Middle East M&A Activity to Increase This Year on Egypt, EY SaysMatthew Martin
Mergers and acquisition activity in the Middle East and North Africa will rise this year driven by transactions in Egypt, according to Ernst & Young.
Volatile stock markets and the availability of bank funding will also contribute to an increase in buyouts, Anil Menon, MENA M&A and initial public offering leader at EY, said by telephone yesterday from Kuwait. Investment activity probably will focus on industries such as retail, food and beverages, and health care and education, he said.
“The pipeline for new deals looks very robust and I expect to see growth in both deal volumes and deal values in 2015,” Menon said. “Egypt is particularly leading that, which is a vote of confidence in the country’s political stability.”
Accelerating economic growth and a rising population in the MENA region is driving investment in the consumer industry from companies and private-equity firms. Kellogg Co. agreed to buy Egyptian biscuit producer Bisco Misr in December after a bidding war with Abraaj Group. L Capital. The private equity arm of LVMH Moet Hennessy Louis Vuitton SA agreed to acquire Saudi Arabian gourmet confectionery producer and restaurant chain Bateel last month.
There were 468 M&A deals last year valued at a total of $44.9 billion, according to a report by EY published today. Although that is an increase in the number of deals from the previous year, the total value fell by 11 percent, it said.
Interest in Middle East firms from international investors has picked up over the past 12 months. KKR & Co. is teaming up with Dubai-based Fajr Capital Ltd. to bid for a 25 percent stake in Azadea Group, the franchise operator of clothing chain Zara in the Middle East, people with knowledge of the matter said last month. Blackstone Group LP partnered with Dubai-based Fajr Capital Ltd to buy a stake in GEMS Education Ltd. in October.
Volatility in regional stock markets could also encourage more companies to look at raising capital through selling a stake to a private equity investor, Menon said.
Oil’s plunge in the second half of 2014 to the lowest price in more than five and a half years sparked a selloff across equity markets in the GCC. As a result, the United Arab Emirates’ market regulator advised “many” companies to delay IPOs this year, chief executive officer Abdullah Al Turaifi told reporters in January.
“A lot of the time companies looking for new investors consider a dual track, either a sale or an IPO and make a choice based on where they think they can get the best valuations,” said Menon. “What we see happening at the moment is some caution with respect to pricing an IPO amidst choppy capital markets and low oil prices. This could result in more private deals.”

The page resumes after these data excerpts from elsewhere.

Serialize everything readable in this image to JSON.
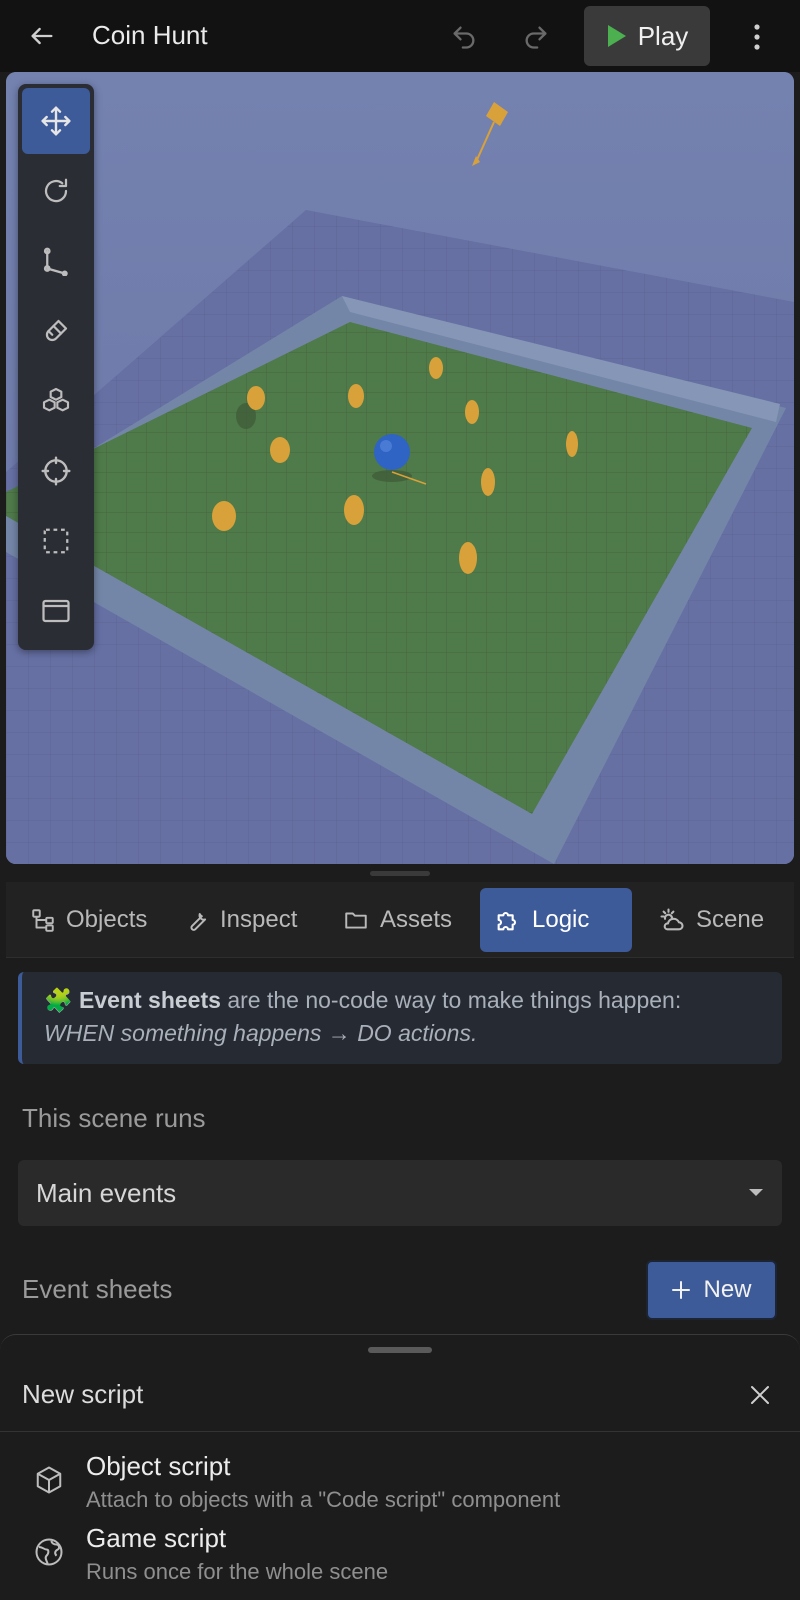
{
  "header": {
    "back_icon": "arrow-left-icon",
    "title": "Coin Hunt",
    "undo_icon": "undo-icon",
    "redo_icon": "redo-icon",
    "play_label": "Play",
    "play_icon": "play-icon",
    "menu_icon": "more-vertical-icon"
  },
  "toolbar": {
    "tools": [
      {
        "name": "move",
        "icon": "move-icon",
        "active": true
      },
      {
        "name": "rotate",
        "icon": "rotate-icon",
        "active": false
      },
      {
        "name": "scale",
        "icon": "scale-icon",
        "active": false
      },
      {
        "name": "snap",
        "icon": "magnet-icon",
        "active": false
      },
      {
        "name": "objects",
        "icon": "cubes-icon",
        "active": false
      },
      {
        "name": "focus",
        "icon": "crosshair-icon",
        "active": false
      },
      {
        "name": "select",
        "icon": "selection-box-icon",
        "active": false
      },
      {
        "name": "panel",
        "icon": "window-icon",
        "active": false
      }
    ]
  },
  "tabs": [
    {
      "label": "Objects",
      "icon": "hierarchy-icon",
      "active": false
    },
    {
      "label": "Inspect",
      "icon": "wrench-icon",
      "active": false
    },
    {
      "label": "Assets",
      "icon": "folder-icon",
      "active": false
    },
    {
      "label": "Logic",
      "icon": "puzzle-icon",
      "active": true
    },
    {
      "label": "Scene",
      "icon": "weather-icon",
      "active": false
    }
  ],
  "banner": {
    "emoji": "🧩",
    "bold": "Event sheets",
    "text": " are the no-code way to make things happen:",
    "italic": "WHEN something happens → DO actions."
  },
  "scene_runs": {
    "label": "This scene runs",
    "selected": "Main events"
  },
  "event_sheets": {
    "label": "Event sheets",
    "new_label": "New"
  },
  "sheet": {
    "title": "New script",
    "options": [
      {
        "title": "Object script",
        "description": "Attach to objects with a \"Code script\" component",
        "icon": "cube-icon"
      },
      {
        "title": "Game script",
        "description": "Runs once for the whole scene",
        "icon": "globe-icon"
      }
    ]
  },
  "colors": {
    "accent": "#3d5a99",
    "play_green": "#4caf50",
    "coin": "#d9a13a"
  }
}
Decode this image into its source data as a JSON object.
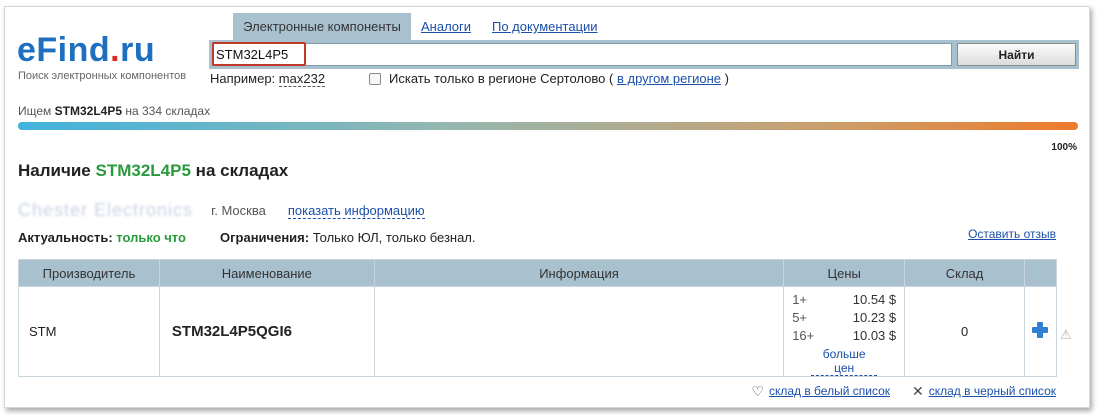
{
  "header": {
    "logo": {
      "part1": "eFind",
      "part2": ".",
      "part3": "ru"
    },
    "tagline": "Поиск электронных компонентов",
    "tabs": [
      {
        "label": "Электронные компоненты",
        "active": true
      },
      {
        "label": "Аналоги",
        "active": false
      },
      {
        "label": "По документации",
        "active": false
      }
    ],
    "search": {
      "value": "STM32L4P5",
      "button_label": "Найти"
    },
    "example": {
      "prefix": "Например:",
      "value": "max232"
    },
    "region": {
      "checkbox_label": "Искать только в регионе Сертолово",
      "open_paren": "(",
      "other_region_link": "в другом регионе",
      "close_paren": ")"
    }
  },
  "progress": {
    "prefix": "Ищем",
    "query": "STM32L4P5",
    "suffix": "на 334 складах",
    "percent_label": "100%",
    "value": 100
  },
  "availability": {
    "title_prefix": "Наличие",
    "part": "STM32L4P5",
    "title_suffix": "на складах",
    "seller_name": "Chester Electronics",
    "city": "г. Москва",
    "show_info_link": "показать информацию",
    "actuality_label": "Актуальность:",
    "actuality_value": "только что",
    "restrictions_label": "Ограничения:",
    "restrictions_value": "Только ЮЛ, только безнал.",
    "leave_review": "Оставить отзыв"
  },
  "table": {
    "headers": [
      "Производитель",
      "Наименование",
      "Информация",
      "Цены",
      "Склад",
      ""
    ],
    "rows": [
      {
        "manufacturer": "STM",
        "name": "STM32L4P5QGI6",
        "info": "",
        "prices": [
          {
            "qty": "1+",
            "price": "10.54 $"
          },
          {
            "qty": "5+",
            "price": "10.23 $"
          },
          {
            "qty": "16+",
            "price": "10.03 $"
          }
        ],
        "more_prices": "больше цен",
        "stock": "0"
      }
    ]
  },
  "footer": {
    "whitelist": "склад в белый список",
    "blacklist": "склад в черный список"
  },
  "colors": {
    "accent": "#a9c1cf",
    "link": "#1b4fa8",
    "green": "#2a9a3c",
    "logo_blue": "#1f6fc0",
    "logo_red": "#d82a26"
  },
  "icons": [
    "checkbox-icon",
    "plus-icon",
    "warning-icon",
    "heart-icon",
    "close-icon"
  ]
}
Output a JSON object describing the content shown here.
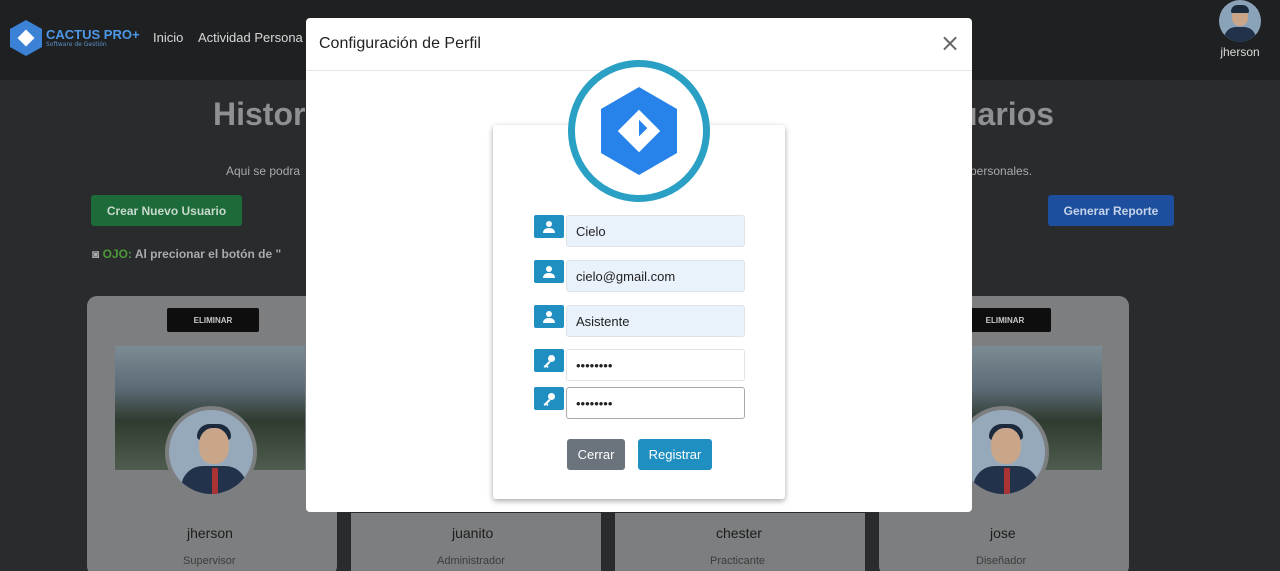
{
  "nav": {
    "brand_name": "CACTUS PRO+",
    "brand_sub": "Software de Gestión",
    "links": [
      "Inicio",
      "Actividad Persona"
    ],
    "user_name": "jherson"
  },
  "background": {
    "title_left": "Histor",
    "title_right": "uarios",
    "subtitle_left": "Aqui se podra",
    "subtitle_right": "personales.",
    "create_button": "Crear Nuevo Usuario",
    "report_button": "Generar Reporte",
    "note_prefix": "OJO:",
    "note_text": "Al precionar el botón de \"",
    "delete_label": "ELIMINAR",
    "cards": [
      {
        "name": "jherson",
        "role": "Supervisor"
      },
      {
        "name": "juanito",
        "role": "Administrador"
      },
      {
        "name": "chester",
        "role": "Practicante"
      },
      {
        "name": "jose",
        "role": "Diseñador"
      }
    ]
  },
  "modal": {
    "title": "Configuración de Perfil",
    "close_symbol": "×",
    "fields": {
      "name": "Cielo",
      "email": "cielo@gmail.com",
      "role": "Asistente",
      "password": "••••••••",
      "password_confirm": "••••••••"
    },
    "close_button": "Cerrar",
    "submit_button": "Registrar"
  },
  "icons": {
    "user": "user-icon",
    "key": "key-icon",
    "close": "close-icon"
  },
  "colors": {
    "accent": "#1f8fc2",
    "logo_blue": "#2783ea",
    "ring": "#2aa0c4",
    "cancel_gray": "#6b747c"
  }
}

Egypt’s stock market surged after the election of Abdel-Fattah El-Sisi as president last year and attempts by his government to promote investment in an economy that has struggled to recover after four years of political unrest. The benchmark EGX 30 Index rose 11 percent this year, the third-best performing exchange in local currency terms after Saudi Arabia’s Tadawul All Share Index and the OMX Helsinki 25.